Beginners often struggle with a lack of dorsiflexion at the ankle joint, which limits their ability to hold the pose. For this reason, rolling up a blanket to put under the front of the mat is an excellent modification.
2. Cat-Cow Stretch
The Cat-Cow Stretch is a gentle yoga movement that improves posture, balance and flexibility. It also helps relieve back pain, stress and fatigue. The movement synchronized with breathing strengthens the back muscles and calms the mind.
Begin on all fours in tabletop position, with your knees under your hips and your wrists beneath your shoulders. On an exhale arch your back to come into Cow pose and on an inhale lower your belly and open your chest to come into Cat pose. Repeat 10 cycles of cat and cow.
3. Extended Side Angle
Stretch the sides of the torso with this simple pose. It is an example of sthira and sukha, or steadiness and ease, in yoga.
Stand with your feet a foot-distance apart and align the center of your left ankle, knee and thigh with the center of your right hip. Place your bottom hand on the floor or a block on the outside or inside of the front foot (whichever feels best).

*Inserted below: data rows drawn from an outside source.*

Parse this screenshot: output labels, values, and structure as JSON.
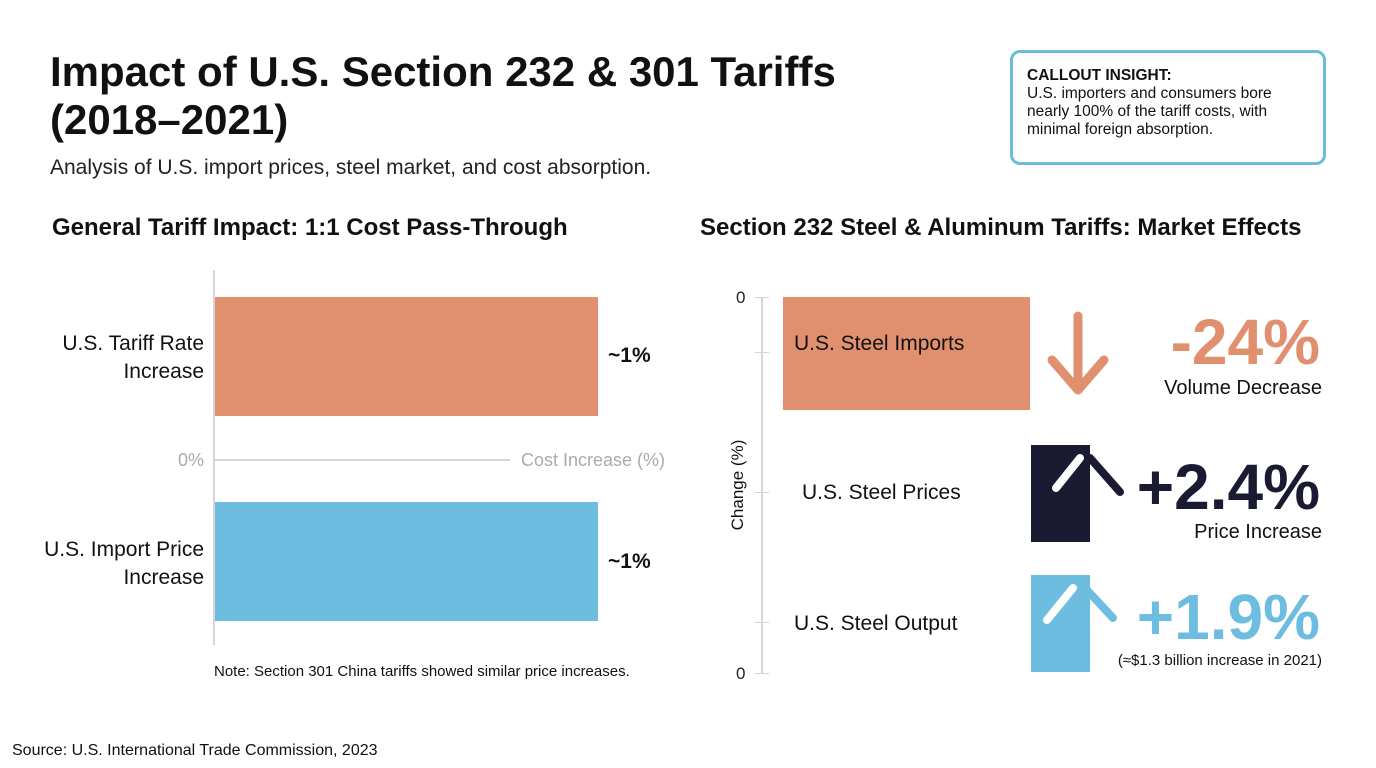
{
  "header": {
    "title": "Impact of U.S. Section 232 & 301 Tariffs (2018–2021)",
    "subtitle": "Analysis of U.S. import prices, steel market, and cost absorption."
  },
  "callout": {
    "heading": "CALLOUT INSIGHT:",
    "text": "U.S. importers and consumers bore nearly 100% of the tariff costs, with minimal foreign absorption."
  },
  "colors": {
    "orange": "#E0906E",
    "blue": "#6DBDE0",
    "navy": "#1B1A33",
    "callout_border": "#6BBCD6"
  },
  "chart_data": [
    {
      "type": "bar",
      "title": "General Tariff Impact: 1:1 Cost Pass-Through",
      "xlabel": "Cost Increase (%)",
      "zero_label": "0%",
      "categories": [
        "U.S. Tariff Rate Increase",
        "U.S. Import Price Increase"
      ],
      "values": [
        1,
        1
      ],
      "data_labels": [
        "~1%",
        "~1%"
      ],
      "note": "Note: Section 301 China tariffs showed similar price increases."
    },
    {
      "type": "bar",
      "title": "Section 232 Steel & Aluminum Tariffs: Market Effects",
      "ylabel": "Change (%)",
      "tick_labels": [
        "0",
        "0"
      ],
      "categories": [
        "U.S. Steel Imports",
        "U.S. Steel Prices",
        "U.S. Steel Output"
      ],
      "values": [
        -24,
        2.4,
        1.9
      ],
      "data_labels": [
        "-24%",
        "+2.4%",
        "+1.9%"
      ],
      "sublabels": [
        "Volume Decrease",
        "Price Increase",
        "(≈$1.3 billion increase in 2021)"
      ],
      "icons": [
        "arrow-down-icon",
        "arrow-up-icon",
        "arrow-up-icon"
      ]
    }
  ],
  "footer": {
    "source": "Source: U.S. International Trade Commission, 2023"
  }
}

Then lift your top arm alongside your head and open your chest.
4. Warrior II
Named for the incarnation of Shiva, Warrior II (Virabhadrasana B) enhances balance and stability while strengthening the legs and ankles. It also stretches the hips, groin, and chest.
If your students experience difficulties with this pose, encourage them to lower their stance width or place a block between the front knee and the floor. This reduces the amount of balance required to remain upright. This pose also helps to improve concentration, like a Zen archer zeroing in on the target.
5. Trikonasana
The Trikonasana (Sanskrit:
The front leg hamstrings and the back leg gastrocnemius muscles are stretched, as well as the intercostal muscles. The pose also stimulates the lungs, and improves metabolism. It is important to practice on both sides of the body for balance. The Triangle symbolizes Mind, Body and Spirit.
6. Warrior III
Virabhadrasana III is a great pose to help strengthen your legs, hips and core. It teaches you to focus and concentrate as well as gives you an inner sense of balance.

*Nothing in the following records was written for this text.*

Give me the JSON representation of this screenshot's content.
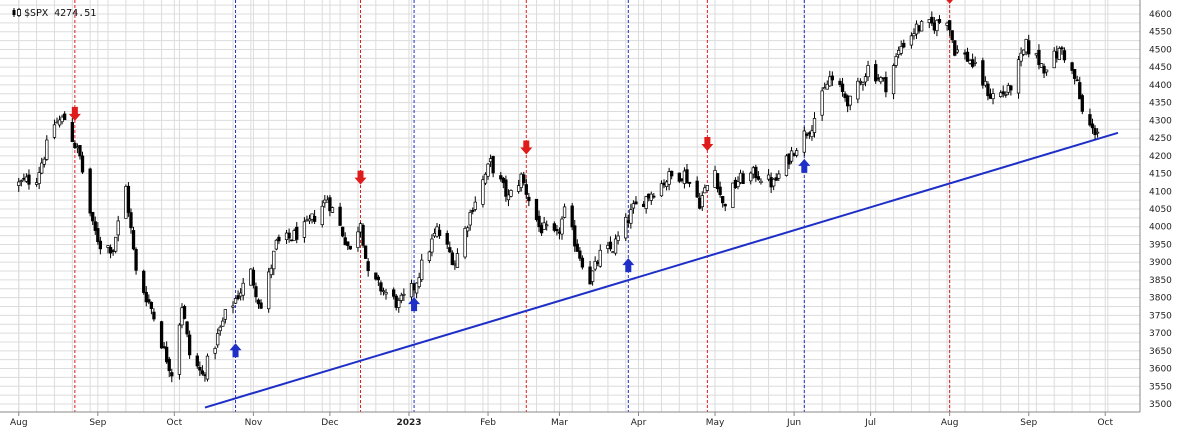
{
  "chart_data": {
    "type": "candlestick",
    "ticker_label": "$SPX 4274.51",
    "legend_icon": "candlestick-icon",
    "ylim": [
      3480,
      4620
    ],
    "y_ticks": [
      3500,
      3550,
      3600,
      3650,
      3700,
      3750,
      3800,
      3850,
      3900,
      3950,
      4000,
      4050,
      4100,
      4150,
      4200,
      4250,
      4300,
      4350,
      4400,
      4450,
      4500,
      4550,
      4600
    ],
    "x_month_labels": [
      {
        "label": "Aug",
        "date": "2022-08-01",
        "bold": false
      },
      {
        "label": "Sep",
        "date": "2022-09-01",
        "bold": false
      },
      {
        "label": "Oct",
        "date": "2022-10-01",
        "bold": false
      },
      {
        "label": "Nov",
        "date": "2022-11-01",
        "bold": false
      },
      {
        "label": "Dec",
        "date": "2022-12-01",
        "bold": false
      },
      {
        "label": "2023",
        "date": "2023-01-01",
        "bold": true
      },
      {
        "label": "Feb",
        "date": "2023-02-01",
        "bold": false
      },
      {
        "label": "Mar",
        "date": "2023-03-01",
        "bold": false
      },
      {
        "label": "Apr",
        "date": "2023-04-01",
        "bold": false
      },
      {
        "label": "May",
        "date": "2023-05-01",
        "bold": false
      },
      {
        "label": "Jun",
        "date": "2023-06-01",
        "bold": false
      },
      {
        "label": "Jul",
        "date": "2023-07-01",
        "bold": false
      },
      {
        "label": "Aug",
        "date": "2023-08-01",
        "bold": false
      },
      {
        "label": "Sep",
        "date": "2023-09-01",
        "bold": false
      },
      {
        "label": "Oct",
        "date": "2023-10-01",
        "bold": false
      }
    ],
    "close_path": [
      [
        "2022-08-01",
        4120
      ],
      [
        "2022-08-08",
        4140
      ],
      [
        "2022-08-15",
        4290
      ],
      [
        "2022-08-19",
        4305
      ],
      [
        "2022-08-25",
        4195
      ],
      [
        "2022-08-30",
        4000
      ],
      [
        "2022-09-02",
        3950
      ],
      [
        "2022-09-07",
        3940
      ],
      [
        "2022-09-12",
        4110
      ],
      [
        "2022-09-16",
        3870
      ],
      [
        "2022-09-22",
        3770
      ],
      [
        "2022-09-27",
        3650
      ],
      [
        "2022-09-30",
        3590
      ],
      [
        "2022-10-04",
        3780
      ],
      [
        "2022-10-07",
        3640
      ],
      [
        "2022-10-12",
        3580
      ],
      [
        "2022-10-17",
        3670
      ],
      [
        "2022-10-21",
        3750
      ],
      [
        "2022-10-27",
        3820
      ],
      [
        "2022-10-31",
        3870
      ],
      [
        "2022-11-04",
        3770
      ],
      [
        "2022-11-10",
        3950
      ],
      [
        "2022-11-16",
        3970
      ],
      [
        "2022-11-22",
        4000
      ],
      [
        "2022-11-30",
        4080
      ],
      [
        "2022-12-05",
        4000
      ],
      [
        "2022-12-09",
        3930
      ],
      [
        "2022-12-13",
        4020
      ],
      [
        "2022-12-16",
        3860
      ],
      [
        "2022-12-22",
        3820
      ],
      [
        "2022-12-28",
        3780
      ],
      [
        "2023-01-03",
        3830
      ],
      [
        "2023-01-06",
        3890
      ],
      [
        "2023-01-12",
        3990
      ],
      [
        "2023-01-19",
        3900
      ],
      [
        "2023-01-26",
        4060
      ],
      [
        "2023-02-02",
        4180
      ],
      [
        "2023-02-09",
        4080
      ],
      [
        "2023-02-14",
        4140
      ],
      [
        "2023-02-21",
        4000
      ],
      [
        "2023-02-28",
        3970
      ],
      [
        "2023-03-03",
        4040
      ],
      [
        "2023-03-09",
        3920
      ],
      [
        "2023-03-13",
        3850
      ],
      [
        "2023-03-17",
        3920
      ],
      [
        "2023-03-22",
        3940
      ],
      [
        "2023-03-30",
        4050
      ],
      [
        "2023-04-05",
        4090
      ],
      [
        "2023-04-13",
        4140
      ],
      [
        "2023-04-19",
        4150
      ],
      [
        "2023-04-25",
        4070
      ],
      [
        "2023-05-01",
        4160
      ],
      [
        "2023-05-04",
        4060
      ],
      [
        "2023-05-10",
        4130
      ],
      [
        "2023-05-17",
        4150
      ],
      [
        "2023-05-24",
        4120
      ],
      [
        "2023-06-01",
        4220
      ],
      [
        "2023-06-08",
        4290
      ],
      [
        "2023-06-15",
        4420
      ],
      [
        "2023-06-23",
        4350
      ],
      [
        "2023-06-30",
        4450
      ],
      [
        "2023-07-07",
        4400
      ],
      [
        "2023-07-13",
        4510
      ],
      [
        "2023-07-19",
        4560
      ],
      [
        "2023-07-26",
        4570
      ],
      [
        "2023-07-31",
        4590
      ],
      [
        "2023-08-03",
        4500
      ],
      [
        "2023-08-09",
        4470
      ],
      [
        "2023-08-17",
        4370
      ],
      [
        "2023-08-24",
        4380
      ],
      [
        "2023-08-31",
        4510
      ],
      [
        "2023-09-07",
        4450
      ],
      [
        "2023-09-14",
        4500
      ],
      [
        "2023-09-20",
        4400
      ],
      [
        "2023-09-22",
        4320
      ],
      [
        "2023-09-26",
        4270
      ],
      [
        "2023-09-28",
        4274.51
      ]
    ],
    "trendline": {
      "start": [
        "2022-10-13",
        3490
      ],
      "end": [
        "2023-10-06",
        4265
      ],
      "color": "#1e2fc8"
    },
    "signals": [
      {
        "date": "2022-08-23",
        "type": "sell",
        "price": 4310,
        "color": "#e01b1b"
      },
      {
        "date": "2022-12-13",
        "type": "sell",
        "price": 4130,
        "color": "#e01b1b"
      },
      {
        "date": "2023-02-16",
        "type": "sell",
        "price": 4215,
        "color": "#e01b1b"
      },
      {
        "date": "2023-04-28",
        "type": "sell",
        "price": 4225,
        "color": "#e01b1b"
      },
      {
        "date": "2023-08-01",
        "type": "sell",
        "price": 4640,
        "color": "#e01b1b"
      },
      {
        "date": "2022-10-25",
        "type": "buy",
        "price": 3660,
        "color": "#1e2fc8"
      },
      {
        "date": "2023-01-03",
        "type": "buy",
        "price": 3790,
        "color": "#1e2fc8"
      },
      {
        "date": "2023-03-28",
        "type": "buy",
        "price": 3900,
        "color": "#1e2fc8"
      },
      {
        "date": "2023-06-05",
        "type": "buy",
        "price": 4180,
        "color": "#1e2fc8"
      }
    ],
    "grid": true,
    "colors": {
      "sell": "#e01b1b",
      "buy": "#1e2fc8",
      "candle": "#000000",
      "grid": "#dcdcdc"
    }
  }
}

Activating your lifted foot (Pada Bandha) is an important part of this pose to help find stability. Make sure to push down the outer edge of the back foot and balance your weight evenly between both feet. Also lengthen the torso and keep the neck long to avoid dizziness.
7. Triangle
Triangle is a full-body pose that strengthens the ankles, knees, legs, and inner thighs. It also improves balance and concentration. And it stretches the abdomen, chest, and spine.
The full Sanskrit name for this pose is utthita trikonasana, or extended triangle pose. It’s often shortened to triangle pose in Western yoga. Adding props to this pose intensifies the stretch and challenge of the posture. Then, it’s easier to focus on synchronizing the movement with your breath. This allows you to move deeper into the posture over time.
8. Rag Doll
Rag doll is a gentler variation of forward fold yoga pose. The goal of this posture is to relax the upper body and release tension. It also stretches the hamstrings and back.
Begin with your feet hip distance apart and slightly bent knees. Micro-bend your knees as you bend forward at the hips, clasping opposite elbows and letting the head hang heavy. You can stay in this pose or gently sway side to side. Avoid this pose if you have back or neck injuries.